Alcuni dei più famosi commentatori americani giudicarono la scoperta dei falsi di Glass come una pietra miliare nella storia del giornalismo on-line, essendo il pezzo di denuncia dei falsi di Glass apparso sul sito web di Forbes.[1]
Dopo il suo licenziamento e la fine della sua carriera di giornalista, Stephen Glass si è laureato in legge alla Georgetown University. Nel 2003 pubblicò il suo romanzo autobiografico "The Fabulist". Intervistato da Steve Kroft per il famoso programma giornalistico della CBS 60 Minutes, disse "Volevo che loro pensassero che io fossi un buon giornalista, una brava persona. Volevo che loro amassero le mie storie così avrebbero amato me". Sempre nel 2003, Glass è tornato brevemente al giornalismo scrivendo un articolo per Rolling Stone sulle leggi sull'uso di marijuana in Canada.
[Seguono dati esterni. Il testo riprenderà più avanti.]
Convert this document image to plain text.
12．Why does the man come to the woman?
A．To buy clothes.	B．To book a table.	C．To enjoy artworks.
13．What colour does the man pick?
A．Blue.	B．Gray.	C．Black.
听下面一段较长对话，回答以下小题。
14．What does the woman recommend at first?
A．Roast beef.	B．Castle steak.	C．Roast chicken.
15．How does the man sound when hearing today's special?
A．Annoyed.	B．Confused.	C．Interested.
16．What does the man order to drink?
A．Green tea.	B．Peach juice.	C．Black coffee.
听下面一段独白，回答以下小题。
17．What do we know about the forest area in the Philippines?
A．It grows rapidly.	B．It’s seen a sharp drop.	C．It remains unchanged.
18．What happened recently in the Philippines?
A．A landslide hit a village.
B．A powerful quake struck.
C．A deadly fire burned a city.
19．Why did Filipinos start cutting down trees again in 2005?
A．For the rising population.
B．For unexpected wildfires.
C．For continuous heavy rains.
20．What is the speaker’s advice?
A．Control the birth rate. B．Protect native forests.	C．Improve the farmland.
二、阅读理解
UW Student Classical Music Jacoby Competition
Glass attualmente vive a Los Angeles e sta lavorando come assistente legale per uno studio giuridico della città.
L'ordine degli Avvocati dello Stato della California ha respinto ripetutamente la richiesta di ammissione all'Ordine presentata da Glass, ed ha presentato ricorso contro il provvedimento di un giudice che invece dichiarava l'ammissibilità di Glass. Nel 2012, la Corte Suprema della California ha dichiarato la propria competenza a decidere su tale ricorso e sull'eventuale possesso dei requisiti morali per l'abilitazione di Glass all'esercizio della professionale di avvocato,[2] pronunciandosi nel 2014 (con verdetto unanime) a sfavore della richiesta di Glass.[3]
La storia di Glass è stata efficacemente raccontata nel film L'inventore di favole (Shattered Glass in inglese, giocando sul significato del cognome del giornalista "vetro", quindi "vetro in frantumi"). Stephen Glass è stato interpretato da Hayden Christensen.